Zwei Kinder liegen im Gras und lesen. Der Schreiner des Außenpostens zeigt ein paar Besucher*innen Möbel, die er gebaut hat. Netanel Weizman – sein Name ist geändert – sitzt auf einer Bank vor einem Essensraum der Farm. Die Familie von Atidia, Mitarbeiter*innen und vierzehn Jugendliche, die wegen Verhaltensproblemen auf die Farm geschickt wurden, leben hier. Auch Weizman war einer von ihnen. Der Mittzwanziger flog als Teenager aus seiner Jeschiwa, einer Schule, an der sich Juden ausschließlich der religiösen Bildung widmen. Sein Rabbi hatte ihm einen Aufenthalt auf Atidias Farm empfohlen.

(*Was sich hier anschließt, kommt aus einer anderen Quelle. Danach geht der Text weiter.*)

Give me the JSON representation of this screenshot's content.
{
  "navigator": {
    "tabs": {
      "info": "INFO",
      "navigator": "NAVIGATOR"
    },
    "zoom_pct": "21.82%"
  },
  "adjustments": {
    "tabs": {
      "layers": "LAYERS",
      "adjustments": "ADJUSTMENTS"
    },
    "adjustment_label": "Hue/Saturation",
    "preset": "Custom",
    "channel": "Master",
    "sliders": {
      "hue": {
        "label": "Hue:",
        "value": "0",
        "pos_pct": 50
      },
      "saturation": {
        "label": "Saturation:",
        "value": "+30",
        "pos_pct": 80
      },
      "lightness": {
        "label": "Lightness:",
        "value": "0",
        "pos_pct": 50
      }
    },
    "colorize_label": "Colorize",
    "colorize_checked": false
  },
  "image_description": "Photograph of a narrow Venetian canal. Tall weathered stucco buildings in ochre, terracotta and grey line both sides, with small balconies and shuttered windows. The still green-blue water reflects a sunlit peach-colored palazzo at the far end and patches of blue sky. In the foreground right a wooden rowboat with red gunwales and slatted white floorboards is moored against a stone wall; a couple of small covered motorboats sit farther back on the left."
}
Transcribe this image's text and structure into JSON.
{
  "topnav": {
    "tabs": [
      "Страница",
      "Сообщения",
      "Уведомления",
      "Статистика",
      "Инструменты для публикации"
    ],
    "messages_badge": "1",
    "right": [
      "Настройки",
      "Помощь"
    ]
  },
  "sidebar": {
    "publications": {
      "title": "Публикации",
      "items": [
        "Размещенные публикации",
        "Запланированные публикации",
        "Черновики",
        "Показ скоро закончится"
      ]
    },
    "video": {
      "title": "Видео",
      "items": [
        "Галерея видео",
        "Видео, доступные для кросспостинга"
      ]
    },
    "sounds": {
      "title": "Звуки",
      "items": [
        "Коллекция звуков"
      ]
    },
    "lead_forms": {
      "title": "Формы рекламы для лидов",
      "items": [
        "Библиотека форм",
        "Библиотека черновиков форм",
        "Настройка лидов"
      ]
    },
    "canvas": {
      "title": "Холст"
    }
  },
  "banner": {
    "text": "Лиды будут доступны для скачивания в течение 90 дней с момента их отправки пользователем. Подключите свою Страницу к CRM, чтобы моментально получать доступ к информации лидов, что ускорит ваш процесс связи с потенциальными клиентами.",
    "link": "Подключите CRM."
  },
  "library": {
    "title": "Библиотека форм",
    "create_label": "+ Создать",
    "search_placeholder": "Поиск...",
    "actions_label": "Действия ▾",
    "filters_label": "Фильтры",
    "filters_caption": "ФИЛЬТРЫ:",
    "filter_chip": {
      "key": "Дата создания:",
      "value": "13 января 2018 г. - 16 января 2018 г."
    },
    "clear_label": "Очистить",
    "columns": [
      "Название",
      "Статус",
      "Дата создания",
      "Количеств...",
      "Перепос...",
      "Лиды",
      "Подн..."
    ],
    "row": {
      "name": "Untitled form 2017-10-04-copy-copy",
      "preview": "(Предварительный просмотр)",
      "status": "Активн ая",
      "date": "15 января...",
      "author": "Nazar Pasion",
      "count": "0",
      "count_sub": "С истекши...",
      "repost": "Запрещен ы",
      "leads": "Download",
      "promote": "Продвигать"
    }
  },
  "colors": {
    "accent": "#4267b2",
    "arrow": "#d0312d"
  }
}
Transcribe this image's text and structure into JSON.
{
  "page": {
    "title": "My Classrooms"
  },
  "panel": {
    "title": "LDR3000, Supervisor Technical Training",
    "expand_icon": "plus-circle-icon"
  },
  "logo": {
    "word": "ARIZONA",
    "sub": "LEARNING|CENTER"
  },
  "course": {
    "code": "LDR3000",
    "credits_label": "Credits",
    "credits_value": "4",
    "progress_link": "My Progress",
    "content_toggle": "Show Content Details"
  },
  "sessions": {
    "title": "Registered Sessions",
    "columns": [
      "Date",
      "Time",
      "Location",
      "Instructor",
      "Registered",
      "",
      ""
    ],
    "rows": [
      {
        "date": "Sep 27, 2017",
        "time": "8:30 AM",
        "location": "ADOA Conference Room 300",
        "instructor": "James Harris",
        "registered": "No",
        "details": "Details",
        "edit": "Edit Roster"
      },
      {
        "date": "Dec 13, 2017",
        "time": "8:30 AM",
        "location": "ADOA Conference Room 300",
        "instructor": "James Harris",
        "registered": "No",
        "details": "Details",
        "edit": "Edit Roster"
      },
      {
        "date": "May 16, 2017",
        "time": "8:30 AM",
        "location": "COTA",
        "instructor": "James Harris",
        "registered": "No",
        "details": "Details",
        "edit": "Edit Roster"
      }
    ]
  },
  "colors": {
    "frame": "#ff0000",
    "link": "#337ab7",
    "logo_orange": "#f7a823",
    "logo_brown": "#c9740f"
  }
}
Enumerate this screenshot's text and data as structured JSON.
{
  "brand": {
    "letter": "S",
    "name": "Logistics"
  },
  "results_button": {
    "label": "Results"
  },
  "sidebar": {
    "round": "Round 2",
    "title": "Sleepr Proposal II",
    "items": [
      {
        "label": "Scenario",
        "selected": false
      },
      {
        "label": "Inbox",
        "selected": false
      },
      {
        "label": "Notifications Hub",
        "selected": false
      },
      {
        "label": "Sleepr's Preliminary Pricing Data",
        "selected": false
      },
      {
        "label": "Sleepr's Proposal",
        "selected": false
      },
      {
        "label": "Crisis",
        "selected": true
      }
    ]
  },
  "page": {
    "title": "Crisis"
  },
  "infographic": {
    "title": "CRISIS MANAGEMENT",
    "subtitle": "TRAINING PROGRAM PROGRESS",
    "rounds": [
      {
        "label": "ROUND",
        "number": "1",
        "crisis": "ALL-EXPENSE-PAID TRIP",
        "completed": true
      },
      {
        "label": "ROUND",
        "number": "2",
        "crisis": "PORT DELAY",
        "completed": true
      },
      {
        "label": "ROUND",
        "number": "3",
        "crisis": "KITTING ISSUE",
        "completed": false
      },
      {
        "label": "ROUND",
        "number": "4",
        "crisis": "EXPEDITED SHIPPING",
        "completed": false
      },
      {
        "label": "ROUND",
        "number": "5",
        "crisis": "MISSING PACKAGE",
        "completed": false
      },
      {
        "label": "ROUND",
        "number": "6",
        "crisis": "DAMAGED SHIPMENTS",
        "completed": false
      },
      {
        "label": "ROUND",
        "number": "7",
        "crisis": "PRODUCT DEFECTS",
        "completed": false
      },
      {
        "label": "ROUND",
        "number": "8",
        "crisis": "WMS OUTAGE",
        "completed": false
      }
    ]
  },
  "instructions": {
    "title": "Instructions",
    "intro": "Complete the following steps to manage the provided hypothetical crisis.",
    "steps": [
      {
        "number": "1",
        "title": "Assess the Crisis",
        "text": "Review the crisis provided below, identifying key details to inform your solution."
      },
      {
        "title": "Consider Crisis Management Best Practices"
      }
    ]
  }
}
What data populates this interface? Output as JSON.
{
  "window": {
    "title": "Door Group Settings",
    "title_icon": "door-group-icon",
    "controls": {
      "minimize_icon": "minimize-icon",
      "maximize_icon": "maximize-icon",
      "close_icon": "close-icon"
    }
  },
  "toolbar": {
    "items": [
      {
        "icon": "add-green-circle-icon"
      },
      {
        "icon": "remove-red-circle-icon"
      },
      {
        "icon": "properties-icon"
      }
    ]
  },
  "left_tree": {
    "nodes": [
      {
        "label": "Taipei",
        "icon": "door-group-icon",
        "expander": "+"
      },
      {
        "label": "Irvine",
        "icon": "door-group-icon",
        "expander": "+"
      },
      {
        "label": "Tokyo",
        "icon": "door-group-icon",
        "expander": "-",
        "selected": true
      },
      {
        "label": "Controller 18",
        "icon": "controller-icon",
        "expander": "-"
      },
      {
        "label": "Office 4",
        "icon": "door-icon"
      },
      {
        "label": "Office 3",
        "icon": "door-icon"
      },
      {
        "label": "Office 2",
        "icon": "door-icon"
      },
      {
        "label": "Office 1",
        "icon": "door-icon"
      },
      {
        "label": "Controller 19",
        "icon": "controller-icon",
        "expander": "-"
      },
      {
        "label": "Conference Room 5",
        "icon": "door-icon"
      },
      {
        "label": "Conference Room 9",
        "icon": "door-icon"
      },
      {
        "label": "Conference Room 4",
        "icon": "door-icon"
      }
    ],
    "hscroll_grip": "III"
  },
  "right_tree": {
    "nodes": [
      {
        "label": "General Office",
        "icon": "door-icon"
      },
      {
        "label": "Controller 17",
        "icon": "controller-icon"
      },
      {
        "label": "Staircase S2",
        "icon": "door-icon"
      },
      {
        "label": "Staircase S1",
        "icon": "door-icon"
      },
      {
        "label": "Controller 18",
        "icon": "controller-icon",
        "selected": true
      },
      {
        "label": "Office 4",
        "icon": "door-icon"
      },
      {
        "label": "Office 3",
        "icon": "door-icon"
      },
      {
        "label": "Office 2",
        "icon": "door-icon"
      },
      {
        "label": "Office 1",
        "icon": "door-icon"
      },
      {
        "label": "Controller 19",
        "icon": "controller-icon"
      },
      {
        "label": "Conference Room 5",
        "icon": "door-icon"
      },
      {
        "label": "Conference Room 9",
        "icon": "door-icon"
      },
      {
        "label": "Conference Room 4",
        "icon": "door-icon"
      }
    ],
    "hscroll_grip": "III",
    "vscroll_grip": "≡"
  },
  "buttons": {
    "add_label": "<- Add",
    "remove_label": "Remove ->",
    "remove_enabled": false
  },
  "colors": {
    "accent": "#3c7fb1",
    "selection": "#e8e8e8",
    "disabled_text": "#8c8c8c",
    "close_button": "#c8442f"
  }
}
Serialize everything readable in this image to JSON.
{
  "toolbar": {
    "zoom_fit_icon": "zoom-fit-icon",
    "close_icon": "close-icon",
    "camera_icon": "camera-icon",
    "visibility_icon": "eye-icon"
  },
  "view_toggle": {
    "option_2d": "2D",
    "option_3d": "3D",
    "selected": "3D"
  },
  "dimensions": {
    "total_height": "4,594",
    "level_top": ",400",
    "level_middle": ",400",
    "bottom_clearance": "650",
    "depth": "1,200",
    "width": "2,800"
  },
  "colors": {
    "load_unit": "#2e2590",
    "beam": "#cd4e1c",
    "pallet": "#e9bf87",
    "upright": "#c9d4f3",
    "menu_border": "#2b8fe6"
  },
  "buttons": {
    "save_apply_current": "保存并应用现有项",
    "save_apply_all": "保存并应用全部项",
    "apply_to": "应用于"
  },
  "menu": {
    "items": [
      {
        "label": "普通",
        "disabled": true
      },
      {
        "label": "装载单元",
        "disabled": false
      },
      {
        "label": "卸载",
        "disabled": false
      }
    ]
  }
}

Netanel Weizman, israelischer Siedler

„Wenn sie unser Land betreten, dann rufen wir das Militär“

„Die Arbeit auf dem Feld macht einen besseren Menschen aus dir“, sagt Weizman und streicht sich durch den Bart: „Ich habe hier mit Omer und seiner Frau meine Familie gefunden.“ Auf dem Kopf trägt Weizman eine bunte gestrickte Kippa, die Kippa der religiös-zionistischen Siedler, die für ein Groß-Israel kämpfen und sich dabei auf die Thora berufen. Heute ist er nur zu Besuch hier, er lebt seit einer Weile in einer Siedlung südlich von Hebron. Spricht man ihn auf die Möglichkeit einer Annexion an, sagt er: „Ich glaube nicht, das sich etwas ändert. Wir leben jetzt schon hier – und wir leben gut.“ Das Militär werde ohnehin bleiben, es sorge für Sicherheit. „Auch für die Sicherheit der Palästinenser*innen“, fügt er hinzu. „Jeder bleibt, wo er ist, und es funktioniert. Und wenn sie unser Land betreten, dann rufen wir das Militär.“

Die trügerische Stille bleibt

Fragt man Weizman, wie es sich anfühlt, Frieden mit Militär durchzusetzen, antwortet er: „ Die Palästinenser wollen Verantwortung. Aber dann geben sie die Verantwortung in die Hände einer Regierung, die nicht für sie sorgt. Wir aber sorgen für sie. Wir geben ihnen Wasser, wir geben ihnen Elektrizität.“

Hinter Weizman liegt das grüne Tal, auf dem Omer Atidia die Schafe und Ziegen von Naima Omm Khaled nicht weiden lässt. Weizman lächelt, wenn er sagt: „Ich persönlich glaube, dass Israel uns gehört. Das steht schon in der Thora. Ich habe kein Problem mit Leuten, die hier leben möchten. Wenn sie in Frieden mit uns leben können.“ Dann fährt er fort: „Wir Juden können nirgendwo anders hin. Die Palästinenser sind Araber, es gibt so viel Platz in den arabischen Ländern. Ich möchte keine Menschen aus ihren Häusern schmeißen, aber für solche, die nicht friedlich mit uns leben wollen, gibt es eine Menge Orte, an die sie gehen können.“

Mittlerweile ist es zwei Uhr nachmittags. Die Soldat*innen auf dem Weideland haben sich zurückgezogen. „Die Tiere haben gefressen“, sagt Ada Bilu und lächelt. „Das ist das Wichtigste. Ein relativ ruhiger Tag.“

Ein paar Tage später, als die Aktivist*innen wieder ins Jordantal fahren, werden sie bedroht, von einer Gruppe vermummter Männer. Ein Video zeigt, wie die Männer „Haut ab!“ rufen und den Aktivist*innen Pfefferspray vor die Augen halten. Als diese weggehen, wirft einer der Männer einen Stein nach ihnen.

Für heute herrscht im Jordantal diese besondere Stille, die es nur in der Wüste gibt. Vermutlich wäre sie dieselbe nach einer Annexion: trügerisch und brüchig.